WHEN IS LAPAROSCOPY OR HYSTEROSCOPY DONE IN INFERTILITY INVESTIGATION? IS IT NEEDED MORE THAN ONCE IN INFERTILE COUPLES?
In infertile couples, women are evaluated by doing gynecological examination, transvaginal ultrasonography and blood hormone tests.
Gynecological examination and transvaginal ultrasonography might reveal congenital or acquired uterine anomalies, obstructed tubes or endometriotic cysts (chocolate cyst disease). Structural uterine anomalies might lead to miscarriages, premature birth and difficulty in getting pregnant.
Therefore, in case of suspicion on ultrasound, it is possible to look inside the uterus with an endoscopic procedure and to correct the problem at the same time. This procedure is named as hysteroscopy.
Hysteroscopy is a daily surgical procedure. That is, it does not require hospitalization and patients can go home on the same day. Generally, the procedure is completed within 15-30 minutes although it varies according to the extent of the problem in the uterus. It might be performed under anesthesia, however, in some cases it can be done without anesthesia.
Uterine anomalies are variable. Uterine septum, T-shaped uterus, intrauterine adhesions, uterine fibroids and polyps are the most commonly seen uterine anomalies. Intrauterine septum may require hysteroscopic procedure more than once. Sometimes this septum is broad-based and complete resection might be impossible in a single session, or it may be necessary to see the uterine cavity again with hysteroscopy 1-2 months after the procedure and look for any residue or adhesion. Sometimes the cavitary myoma might be large, hysteroscopy may be needed more than once. Again after the removal of these large fibroids located within the uterine cavity, intrauterine adhesion may ocur. It is advised to look inside the uterus 1-2 months after the procedure with hysteroscopy again. On the other hand, endometrial polyps are soft, even if they are large, one hysteroscopic procedure is enough to remove them completely. Intrauterine adhesions are the uterine problems which may require hysteroscopy more than once. Sometimes very small amounts of adhesions are seen during hysteroscopy and removed in 5 minutes, however, in some other cases there may be widespread adhesions in the uterus and just one hysteroscopy may not be enough to remove all the adhesions and more than one hysteroscopy may be needed. In T-shape uterus cases, which is frequently expressed recently, it may be necessary to enlarge the uterine cavity sometimes in more than one hysteroscopy.
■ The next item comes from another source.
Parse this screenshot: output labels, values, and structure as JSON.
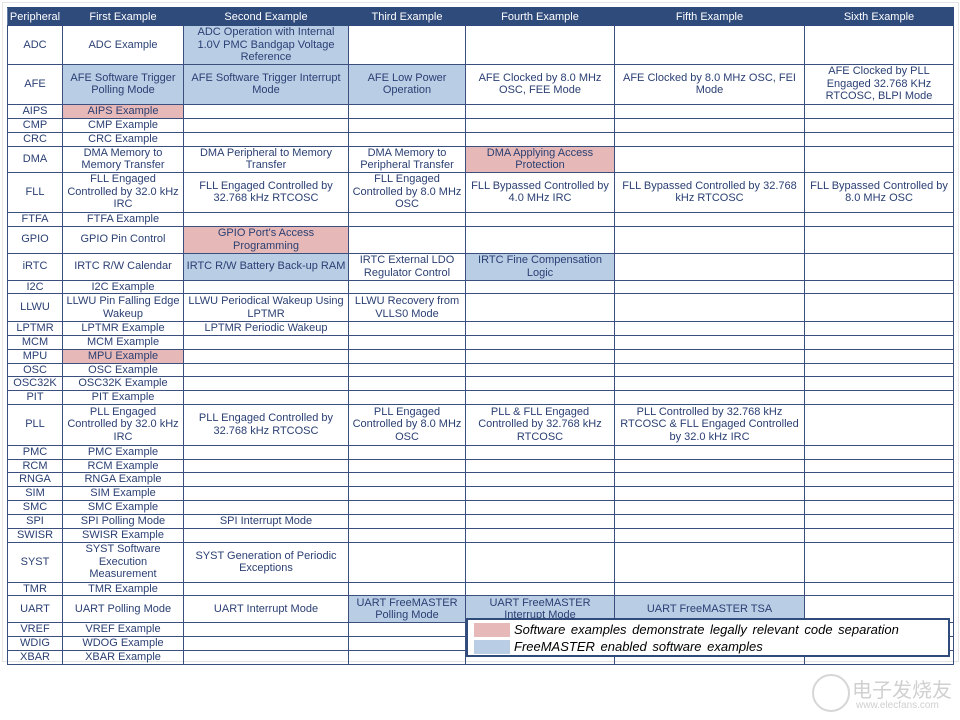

Between hysteroscopic procedures, the uterus is evalauted with uterine film (HSG) or 3D sonography and decision to do another hysteroscopy is done accordingly. Ultrasonography and uterine film (HSG) are the most frequently used methods in the diagnosis of uterine problems. Endometrium thickness measured on menstrual cycle day 10-14 gives us valuable information about uterine cavity and adhesions. Again, it is possible to see the uterine cavity precisely with 3D ultrasonography.
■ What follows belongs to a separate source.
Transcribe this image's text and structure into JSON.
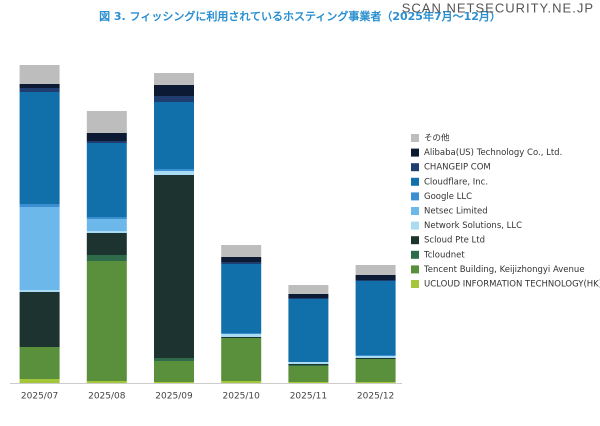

In women who are suspected to have tubal pathology, ovarian cysts, endometriosis (chocolate cyst disease) or intraabdominal adhesions, laparoscopic surgery might be done to both diagnose and sometimes correct the pathology. In severe endometriosis cases more than one laparoscopic procedure might be needed. Laparoscopic surgery is successfully performed in tubal or ovarian pathologies in experienced hands. Similar to hysteroscopy, laparoscopy also does not require hospitalization or in severe cases just one night stay is enough.
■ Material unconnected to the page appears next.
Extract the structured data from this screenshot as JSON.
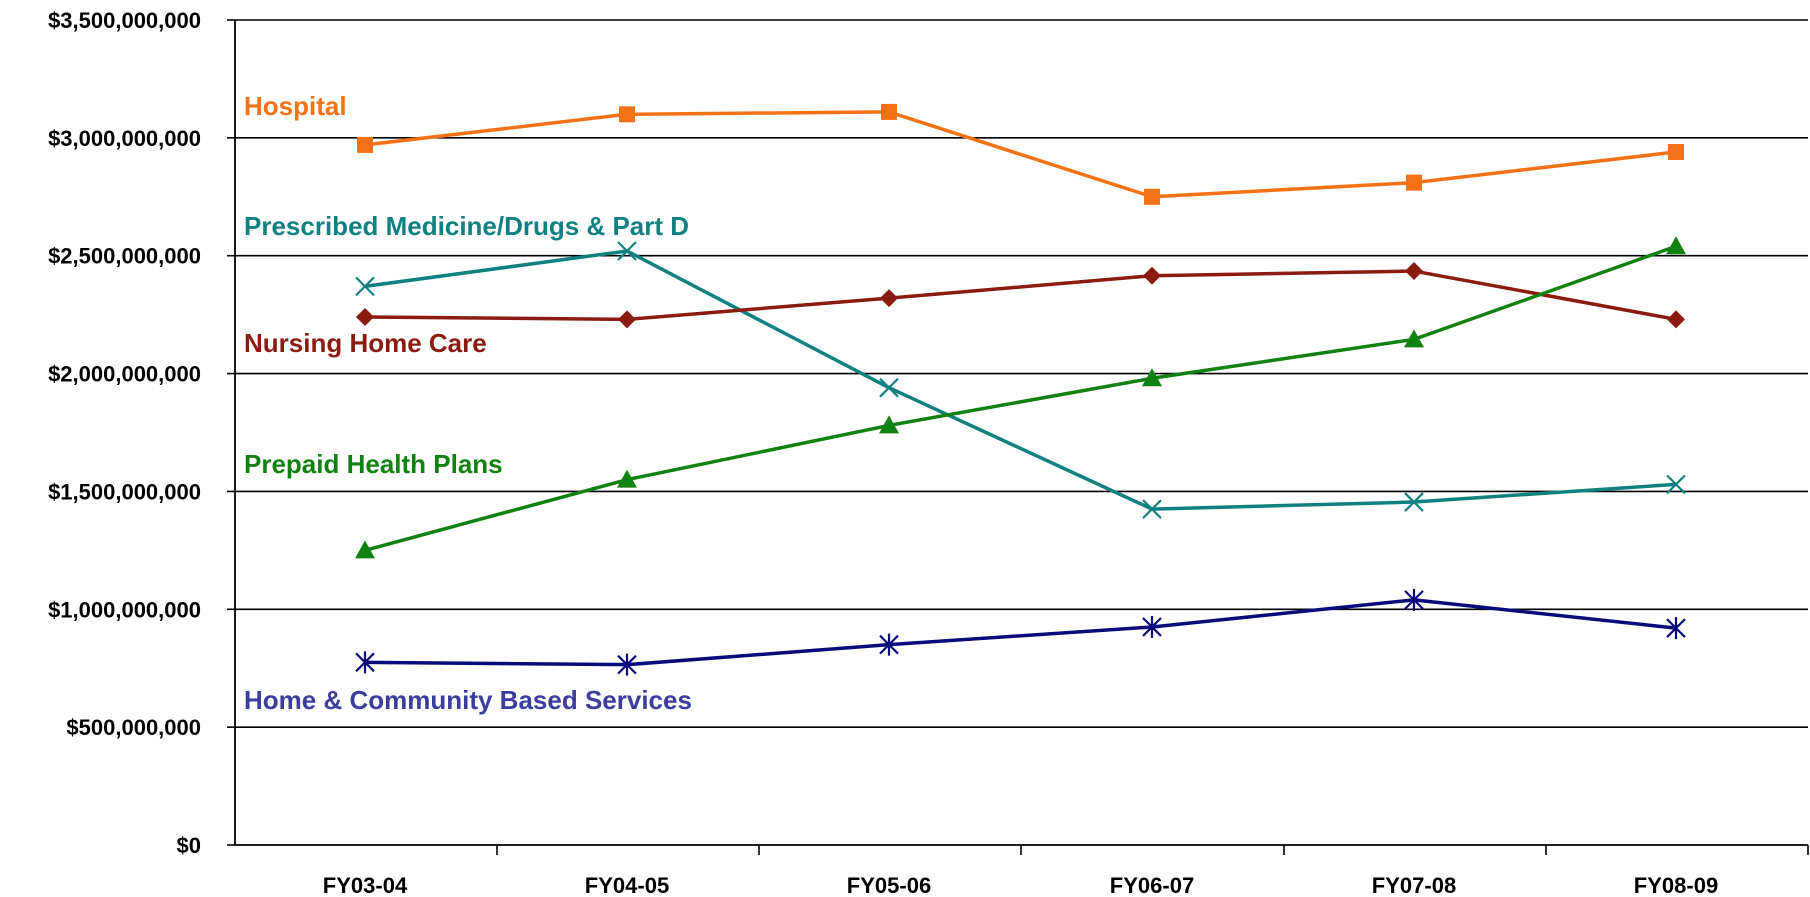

Endoscopic procedures such as hysteroscopy and laparoscopy are performed successfully in gynecology. These operations might be needed to be done multiple times from time to time depending on the extend of the pathology. Optimal outcome and pregnancy can be achieved following those endoscopic procedures provided thorough evaluation of the woman is done prior to the procedure.